Data Council 2023 Highlights

Data Council 2023 Highlights

Blake Burch
Angel Catalan
Blake Burch, Angel Catalan

Did you miss out on the Data Council conference in Austin this week? The week was filled with great talks, great people, and lots of thoughts on where the data landscape is headed in the future.

While we’re retiring our captain’s hats for the week, we wanted to recap some of our favorite talks that helped spark new ideas and new ways of thinking about the data landscape. Hopefully these tidbits spark your curiosity!

We’ll be sure to update this article with links to the video presentations once those are released!

Generative AI for Product Builders

Tristan Zajonc (CEO & Co-founder, Continual)

Do you know what complexities are involved with working with generative AI tools? Want to incorporate new AI features with them inside of your product? At a high level, this talk gave me a lot of great ways to assess different build avenues as we try to incorporate more AI in our own platform.

Tristan mentioned that the real goal with generative AI is to get things to a point where you can have “zero-shot” learning, where the AI model is not provided with any previous examples to refer to; only a highly specific prompt that the model can parse through.

One of the bigger concerns with incorporating AI into your product is being cautious about not passing sensitive customer information through the model. This can be solved with smarter prompting where reference values are used to look up the sensitive information after the fact, rather than ever passing the values to the model.

Most notably, I learned a few different ways to reinforce AI generated output beyond the standard thumbs-up or thumbs-down system.

  • One alternative is to use implicit evaluation, where a user accepting the result or not editing it means it was a good response, but generating a new response or making any edits is a bad response. In this way, you use someone’s behavior as a way to determine the value of the response rather than requiring direct feedback from them.
  • Another alternative is to train a “Constitutional AI” that abides by very strict principles.

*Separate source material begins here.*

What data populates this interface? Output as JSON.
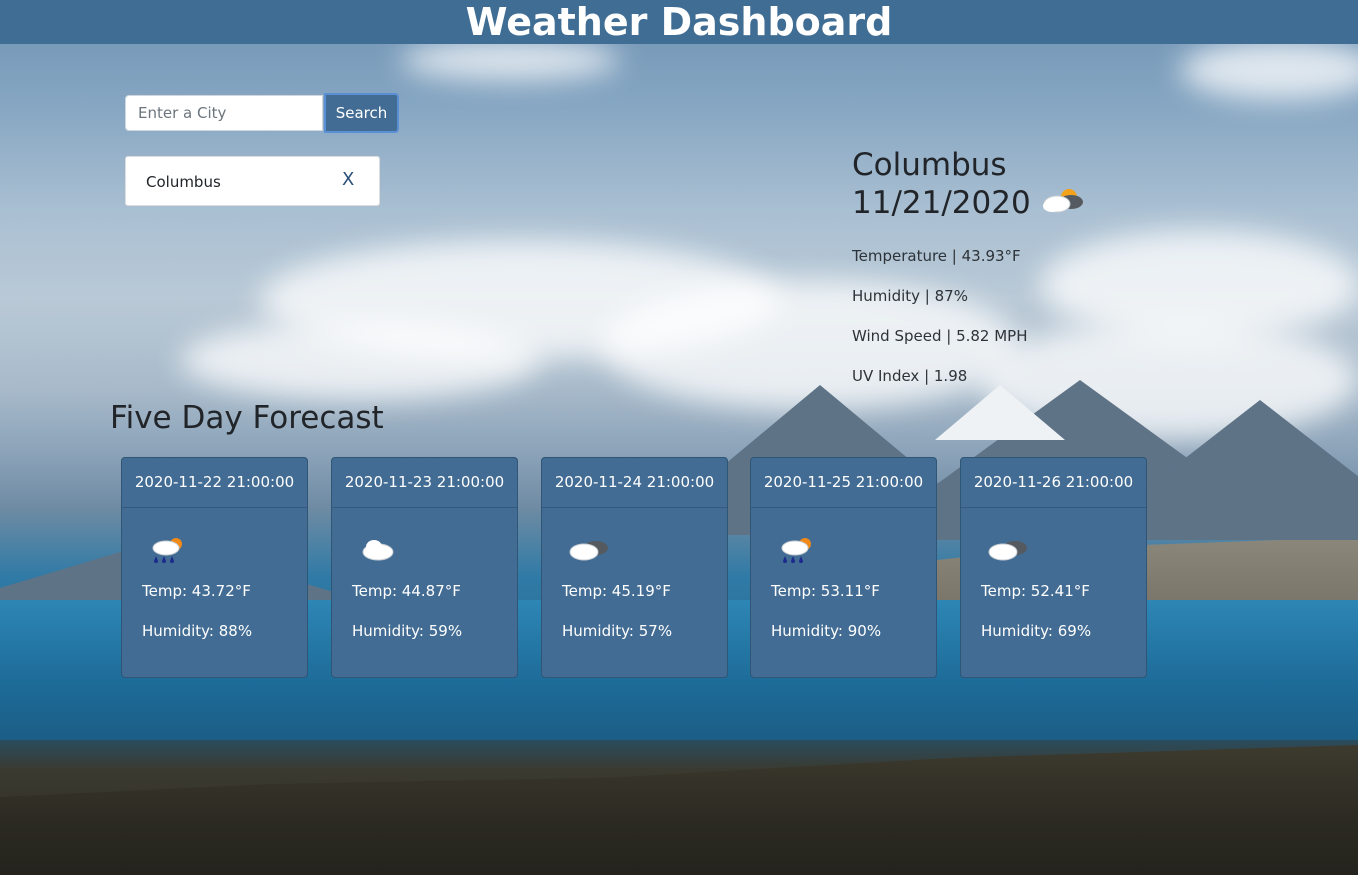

According to the principles you set, you can have it evaluate two responses and choose which one better aligns with those principles.

This talk was highly in-depth and I highly recommend checking it out for a full overview of what it takes to build out AI within your own product.

LLM’s & Semantic Layer: Self-serve has Entered the Chat

Paul Blankley (Co-founder & CTO, Zenlytic)

Paul managed to do the impossible with this talk - help boil down why the semantic layer is so important for the future of analytics, especially as we start to see a rise in generative AI.

At its core, LLMs like GPT-4 can generate SQL, but that’s not good enough for analytics. When a user asks a question that needs to be turned into SQL, the LLM needs to know more about columns of data that are available and what context that column should be used for. For example, when you ask for profit per customer, the model won’t know how profit is calculated. Or if you asked for an average basket size per trip, it doesn’t know if basket size is calculated based on unique products or total quantity of products.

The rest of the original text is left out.